Module 13: Incident Preparation and Investigation

Business continuity is the ability of an organization to maintain operations and services during disruptive events.
Business continuity planning (BCP) is creating a plan of action for disasters.
- The outcome is a business continuity plan (BCP), a strategic document providing alternative operation modes.
A BCP should include:
- High availability
- Scalability
- Diversity
- On-prem and cloud considerations
Continuity of Operation Planning (COOP) is a federal initiative for critical operations during negative circumstances.
A Business Impact Analysis (BIA) identifies and quantifies the impact of losing business processes and functions.
- It determines the mission-essential function (core purpose of the enterprise).
- It identifies the single point of failure of a system.
A Disaster Recovery Plan (DRP) is a subset of a BCP.
- It details restoring IT resources after significant service disruption.
- It covers the sequence in restoring systems (restoration order).
- Factors affecting restoration order: dependencies, process importance, alternative practices.

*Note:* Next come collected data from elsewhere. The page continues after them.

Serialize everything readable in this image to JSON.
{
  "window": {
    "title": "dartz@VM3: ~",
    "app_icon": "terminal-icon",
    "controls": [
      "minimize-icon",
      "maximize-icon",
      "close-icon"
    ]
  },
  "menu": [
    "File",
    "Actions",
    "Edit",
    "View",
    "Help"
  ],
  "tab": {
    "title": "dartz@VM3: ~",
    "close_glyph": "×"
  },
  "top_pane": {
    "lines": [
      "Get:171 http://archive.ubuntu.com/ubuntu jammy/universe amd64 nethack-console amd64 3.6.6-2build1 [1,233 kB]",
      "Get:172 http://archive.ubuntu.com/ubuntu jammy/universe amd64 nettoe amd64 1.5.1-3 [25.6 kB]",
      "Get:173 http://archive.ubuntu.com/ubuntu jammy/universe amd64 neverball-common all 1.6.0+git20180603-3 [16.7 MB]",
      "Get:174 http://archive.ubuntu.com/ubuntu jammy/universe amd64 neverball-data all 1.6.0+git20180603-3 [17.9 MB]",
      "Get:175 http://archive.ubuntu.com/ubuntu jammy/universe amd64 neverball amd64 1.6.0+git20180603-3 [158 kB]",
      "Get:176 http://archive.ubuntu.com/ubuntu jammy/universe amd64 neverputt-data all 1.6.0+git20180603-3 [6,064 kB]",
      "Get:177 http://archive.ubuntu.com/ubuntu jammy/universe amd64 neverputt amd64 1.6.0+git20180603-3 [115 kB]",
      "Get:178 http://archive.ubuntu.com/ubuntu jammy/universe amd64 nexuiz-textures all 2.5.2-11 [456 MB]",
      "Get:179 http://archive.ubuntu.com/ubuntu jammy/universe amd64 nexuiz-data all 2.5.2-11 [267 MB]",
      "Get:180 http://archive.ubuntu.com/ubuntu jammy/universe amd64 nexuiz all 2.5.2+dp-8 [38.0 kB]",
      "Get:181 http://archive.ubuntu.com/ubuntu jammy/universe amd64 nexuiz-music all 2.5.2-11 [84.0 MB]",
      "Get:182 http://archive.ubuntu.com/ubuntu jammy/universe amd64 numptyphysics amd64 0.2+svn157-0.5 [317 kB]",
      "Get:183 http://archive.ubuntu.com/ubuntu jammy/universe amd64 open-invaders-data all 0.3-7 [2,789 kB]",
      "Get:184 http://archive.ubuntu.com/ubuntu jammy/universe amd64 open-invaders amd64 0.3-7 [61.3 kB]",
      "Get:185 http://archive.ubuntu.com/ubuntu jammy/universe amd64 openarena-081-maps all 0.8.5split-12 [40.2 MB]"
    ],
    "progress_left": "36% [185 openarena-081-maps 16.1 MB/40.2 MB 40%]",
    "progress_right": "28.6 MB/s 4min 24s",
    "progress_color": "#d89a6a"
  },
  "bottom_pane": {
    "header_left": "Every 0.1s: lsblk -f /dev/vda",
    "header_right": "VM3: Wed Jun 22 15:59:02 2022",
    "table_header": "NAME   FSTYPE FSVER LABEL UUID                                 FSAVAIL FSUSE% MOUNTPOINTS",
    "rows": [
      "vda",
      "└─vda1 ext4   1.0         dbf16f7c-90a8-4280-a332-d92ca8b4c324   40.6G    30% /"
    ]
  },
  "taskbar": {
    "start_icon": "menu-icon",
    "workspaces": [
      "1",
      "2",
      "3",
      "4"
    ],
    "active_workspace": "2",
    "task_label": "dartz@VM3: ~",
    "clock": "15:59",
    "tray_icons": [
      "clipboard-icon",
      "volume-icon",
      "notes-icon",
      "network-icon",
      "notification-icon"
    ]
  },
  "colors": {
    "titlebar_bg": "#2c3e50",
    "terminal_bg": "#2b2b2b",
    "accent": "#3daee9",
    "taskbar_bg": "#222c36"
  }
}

Steps for incident preparation:
- Create an incident plan
- Perform testing exercises
- Study attack frameworks
An incident response plan is written instructions for reacting to security incidents and should contain:
- Definitions
- Incident response teams
- Reporting requirements
Test the incident response plan through simulations to make adjustments.
An information security framework defines policies and procedures for security control implementation and management.
- Frameworks such as MITRE ATT&CK and Diamond Model can be studied to understand how attacks occur.

Capacity planning forecasts the need for future resources.
- It calculates future human resources (people capacity planning).
- It predicts the number of devices needed (technology capacity planning).
- It plans the size of the network (infrastructure capacity planning).
Platform diversity: Using multiple different devices to host/serve an application or service.
Equipment redundancy provides resilience in case of cyberattacks.
Redundancy involves duplicated servers, drives, networks, power, sites, clouds, and data.

High availability is needed in servers so that they are always accessible.
Design network infrastructure so multiple servers appear as a single resource.
- Clustering combines two or more devices to appear as a single unit.
- A server cluster is the combination of two or more servers interconnected to appear as one.
Two types of server clusters:
- Asymmetric: A standby server takes over upon failure.
- Symmetric: Every server performs useful work; remaining servers take over the failed server's tasks.
Virtualization has impacted the number of server clusters needed for server redundancy.

Hard Disk Drives (HDDs): store and retrieve data using spinning platters, actuator arms, and motors.
Solid-State Drives (SSDs): store data on chips, more resistant to failure, and more reliable than HDDs.
Some organizations maintain a stockpile of HDDs as spare parts to replace failures.
Mean Time Between Failures (MTBF): the average time until a component fails or needs replacement.

RAID (Redundant Array of Independent Drives) uses multiple hard drives for increased reliability and performance.
- Implemented via software (OS level) or hardware (specialized controller).
- Nested levels combine RAID levels (e.g., RAID 10).
RAID levels:
- Level 0: Striping, increases performance but no redundancy.
- Level 1: Disk mirroring, provides redundancy by duplicating data.
- Level 5: Distributes parity data across all devices to offer redundancy.

A Storage Area Network (SAN) is a dedicated network storage facility for high-speed data access.
- It consolidates storage facilities that appear as a single pool of devices.
Multipath creates multiple physical paths between devices and a SAN.
- If one path fails, traffic is redirected to another path.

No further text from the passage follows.